Company security guards destroyed cameras, assaulted the activists and three journalists while taking possession of their photographic equipment in an attempt to prevent coverage of the incident. One journalist, Gustavo Abad from El Universo, a leading national daily, was reportedly beaten and detained by OCP employees. International human rights and environmental organizations quickly denounced the actions of the Consortium with calls and emails urging the Ecuadorian and international media to expose this incident.

The demonstrators were from Acción Ecológica, an Ecuadorian grassroots NGO opposed to the construction of the OCP, and Oilwatch International, which is a Quito based network of communities in South America, Asia, and Africa affected by the oil industry.

“The OCP Consortium has clearly demonstrated how it intends to treat Ecuadorians who exercise their legitimate right to protest the impacts of the company’s operations,” said Alexandra Almedia, Acción Ecológica.

The $1.1 billion, 500-mile OCP pipeline would transport heavy crude from the Ecuadorian Amazon to a refinery in Esmeraldas on the Pacific Coast. With the OCP, Ecuador intends to double oil production from the Amazon region. The Ecuadorian Government, the World Bank and the IMF tout the project as the corner stone of the economic plan aimed at alleviating the country’s burgeoning external debt.

The consortium of international companies includes Alberta Energy, Repsol-YPF, Agip, Perez-Companc, Kerr-McGee and the Los Angeles based Occidental Petroleum, whose operations on the U’wa people’s land in Colombia have been the subject of widespread controversy. Germany’s largest public bank, WestLB is the lead financier behind the project, providing a $900 million syndicated loan to the Consortium.

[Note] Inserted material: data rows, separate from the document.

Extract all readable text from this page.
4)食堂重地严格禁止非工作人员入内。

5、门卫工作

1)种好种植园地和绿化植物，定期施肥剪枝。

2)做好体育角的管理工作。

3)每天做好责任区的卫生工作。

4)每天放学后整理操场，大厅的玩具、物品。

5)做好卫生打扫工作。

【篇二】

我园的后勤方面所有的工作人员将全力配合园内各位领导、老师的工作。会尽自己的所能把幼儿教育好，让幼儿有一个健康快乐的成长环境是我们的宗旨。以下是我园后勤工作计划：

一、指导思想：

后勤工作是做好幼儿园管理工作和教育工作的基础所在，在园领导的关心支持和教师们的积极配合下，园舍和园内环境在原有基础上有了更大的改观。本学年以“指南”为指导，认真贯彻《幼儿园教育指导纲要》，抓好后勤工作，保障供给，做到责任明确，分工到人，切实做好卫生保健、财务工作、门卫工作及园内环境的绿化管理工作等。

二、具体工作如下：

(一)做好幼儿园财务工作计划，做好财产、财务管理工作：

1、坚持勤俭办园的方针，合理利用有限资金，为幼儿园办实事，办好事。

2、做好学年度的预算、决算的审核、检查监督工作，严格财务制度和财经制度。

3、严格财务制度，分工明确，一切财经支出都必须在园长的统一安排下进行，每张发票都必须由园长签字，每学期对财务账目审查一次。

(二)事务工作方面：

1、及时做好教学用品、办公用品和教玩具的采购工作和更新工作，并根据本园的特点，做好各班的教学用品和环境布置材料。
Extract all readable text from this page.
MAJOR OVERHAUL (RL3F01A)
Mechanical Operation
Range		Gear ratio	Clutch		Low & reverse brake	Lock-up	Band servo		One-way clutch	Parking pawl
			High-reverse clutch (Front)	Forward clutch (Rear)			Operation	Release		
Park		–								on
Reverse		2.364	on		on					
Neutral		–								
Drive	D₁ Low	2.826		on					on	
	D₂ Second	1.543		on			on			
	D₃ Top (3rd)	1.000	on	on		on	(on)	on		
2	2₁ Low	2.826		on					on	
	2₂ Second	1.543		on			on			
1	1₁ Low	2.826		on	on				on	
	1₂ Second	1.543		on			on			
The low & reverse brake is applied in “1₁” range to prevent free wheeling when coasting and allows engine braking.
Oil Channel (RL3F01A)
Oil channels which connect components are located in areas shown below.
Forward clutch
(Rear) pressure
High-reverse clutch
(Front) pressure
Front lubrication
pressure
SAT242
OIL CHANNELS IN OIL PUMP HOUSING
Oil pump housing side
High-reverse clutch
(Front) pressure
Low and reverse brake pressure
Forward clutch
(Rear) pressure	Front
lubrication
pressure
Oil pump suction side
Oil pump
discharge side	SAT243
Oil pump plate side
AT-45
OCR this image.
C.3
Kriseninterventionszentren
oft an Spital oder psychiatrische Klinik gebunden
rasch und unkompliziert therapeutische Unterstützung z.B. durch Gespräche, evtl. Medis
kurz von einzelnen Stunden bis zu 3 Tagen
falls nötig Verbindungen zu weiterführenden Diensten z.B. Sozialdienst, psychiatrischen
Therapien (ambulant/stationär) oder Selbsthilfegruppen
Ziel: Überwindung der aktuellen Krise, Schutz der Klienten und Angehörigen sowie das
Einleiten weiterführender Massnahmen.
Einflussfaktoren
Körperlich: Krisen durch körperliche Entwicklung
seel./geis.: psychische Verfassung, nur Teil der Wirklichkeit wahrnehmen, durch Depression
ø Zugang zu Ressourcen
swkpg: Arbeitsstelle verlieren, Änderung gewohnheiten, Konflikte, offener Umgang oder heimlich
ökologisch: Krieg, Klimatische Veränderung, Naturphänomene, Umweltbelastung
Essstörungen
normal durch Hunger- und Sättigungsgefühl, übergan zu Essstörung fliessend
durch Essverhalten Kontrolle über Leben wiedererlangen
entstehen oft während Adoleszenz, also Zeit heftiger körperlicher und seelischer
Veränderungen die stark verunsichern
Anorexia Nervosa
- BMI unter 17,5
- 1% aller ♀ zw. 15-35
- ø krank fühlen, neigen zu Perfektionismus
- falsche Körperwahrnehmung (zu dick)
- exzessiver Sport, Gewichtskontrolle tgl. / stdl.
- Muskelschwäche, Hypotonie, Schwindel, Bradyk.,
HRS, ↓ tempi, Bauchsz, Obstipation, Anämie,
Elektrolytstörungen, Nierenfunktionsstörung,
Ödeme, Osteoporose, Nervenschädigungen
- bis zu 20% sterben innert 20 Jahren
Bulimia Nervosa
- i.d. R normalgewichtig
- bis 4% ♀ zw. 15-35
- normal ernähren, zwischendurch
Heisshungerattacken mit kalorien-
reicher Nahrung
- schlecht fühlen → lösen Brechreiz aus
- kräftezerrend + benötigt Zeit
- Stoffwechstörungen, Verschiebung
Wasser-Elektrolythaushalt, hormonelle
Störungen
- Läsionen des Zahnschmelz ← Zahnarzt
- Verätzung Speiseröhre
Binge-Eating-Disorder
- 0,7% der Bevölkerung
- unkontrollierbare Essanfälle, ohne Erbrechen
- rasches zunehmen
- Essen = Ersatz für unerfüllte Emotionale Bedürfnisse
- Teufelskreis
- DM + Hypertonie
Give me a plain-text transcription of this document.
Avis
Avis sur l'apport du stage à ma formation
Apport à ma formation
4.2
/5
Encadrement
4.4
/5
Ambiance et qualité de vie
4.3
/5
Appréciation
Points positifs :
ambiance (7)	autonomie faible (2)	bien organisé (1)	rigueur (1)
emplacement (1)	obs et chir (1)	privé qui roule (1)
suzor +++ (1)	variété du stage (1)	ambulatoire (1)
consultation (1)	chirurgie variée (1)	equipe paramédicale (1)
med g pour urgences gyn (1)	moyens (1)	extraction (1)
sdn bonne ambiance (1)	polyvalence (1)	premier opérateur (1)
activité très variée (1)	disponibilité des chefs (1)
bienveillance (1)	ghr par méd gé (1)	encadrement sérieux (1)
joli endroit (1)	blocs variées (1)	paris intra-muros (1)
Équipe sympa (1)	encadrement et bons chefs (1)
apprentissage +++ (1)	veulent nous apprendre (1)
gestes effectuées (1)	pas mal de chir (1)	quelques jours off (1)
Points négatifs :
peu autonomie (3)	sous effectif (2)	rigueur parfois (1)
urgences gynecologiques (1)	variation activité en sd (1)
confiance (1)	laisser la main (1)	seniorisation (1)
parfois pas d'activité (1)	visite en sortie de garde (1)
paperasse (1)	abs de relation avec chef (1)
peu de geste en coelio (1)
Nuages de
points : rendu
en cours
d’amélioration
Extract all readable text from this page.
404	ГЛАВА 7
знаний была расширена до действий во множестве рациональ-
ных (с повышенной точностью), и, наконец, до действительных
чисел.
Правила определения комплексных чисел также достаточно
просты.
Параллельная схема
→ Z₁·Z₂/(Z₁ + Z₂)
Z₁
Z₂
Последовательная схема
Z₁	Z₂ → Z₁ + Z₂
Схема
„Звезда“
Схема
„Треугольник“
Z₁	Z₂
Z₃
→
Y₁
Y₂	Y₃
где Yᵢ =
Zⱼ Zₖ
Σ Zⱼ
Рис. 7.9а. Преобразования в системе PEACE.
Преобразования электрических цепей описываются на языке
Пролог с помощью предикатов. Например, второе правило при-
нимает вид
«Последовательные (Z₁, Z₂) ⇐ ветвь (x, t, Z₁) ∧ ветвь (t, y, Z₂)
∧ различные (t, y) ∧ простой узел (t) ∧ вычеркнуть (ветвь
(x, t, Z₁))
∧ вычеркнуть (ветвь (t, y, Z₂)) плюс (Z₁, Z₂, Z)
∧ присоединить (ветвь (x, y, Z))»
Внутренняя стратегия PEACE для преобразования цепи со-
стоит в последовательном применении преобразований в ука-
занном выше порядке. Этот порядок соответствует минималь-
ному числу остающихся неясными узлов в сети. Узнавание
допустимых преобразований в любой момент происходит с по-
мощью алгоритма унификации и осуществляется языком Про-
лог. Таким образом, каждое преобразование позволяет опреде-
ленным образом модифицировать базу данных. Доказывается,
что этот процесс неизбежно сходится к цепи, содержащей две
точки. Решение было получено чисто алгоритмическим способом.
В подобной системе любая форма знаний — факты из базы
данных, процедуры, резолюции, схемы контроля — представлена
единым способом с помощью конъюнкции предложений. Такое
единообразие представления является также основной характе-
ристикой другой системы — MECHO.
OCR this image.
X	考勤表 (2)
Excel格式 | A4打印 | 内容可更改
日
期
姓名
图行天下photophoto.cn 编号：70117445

The pipeline faces growing resistance from both Ecuadorian and international groups concerned over the project’s adverse impacts, such as soil and water contamination from spills and leaks, threats to intact rainforest ecosystems and indigenous lands, and the opening up of vast areas of the Amazon rainforest to oil exploration. Activists and citizen’s groups also cite ongoing environmental problems with the current pipeline in Ecuador as cause for concern about the OCP. In May, the country’s existing pipeline ruptured due to a landslide, spilling 7,000 barrels of oil. This accident was the 14th major oil spill since 1998. In the past year, at least five bombings of Ecuador’s oil pipelines have occurred, adding to the environmental risks of the OCP.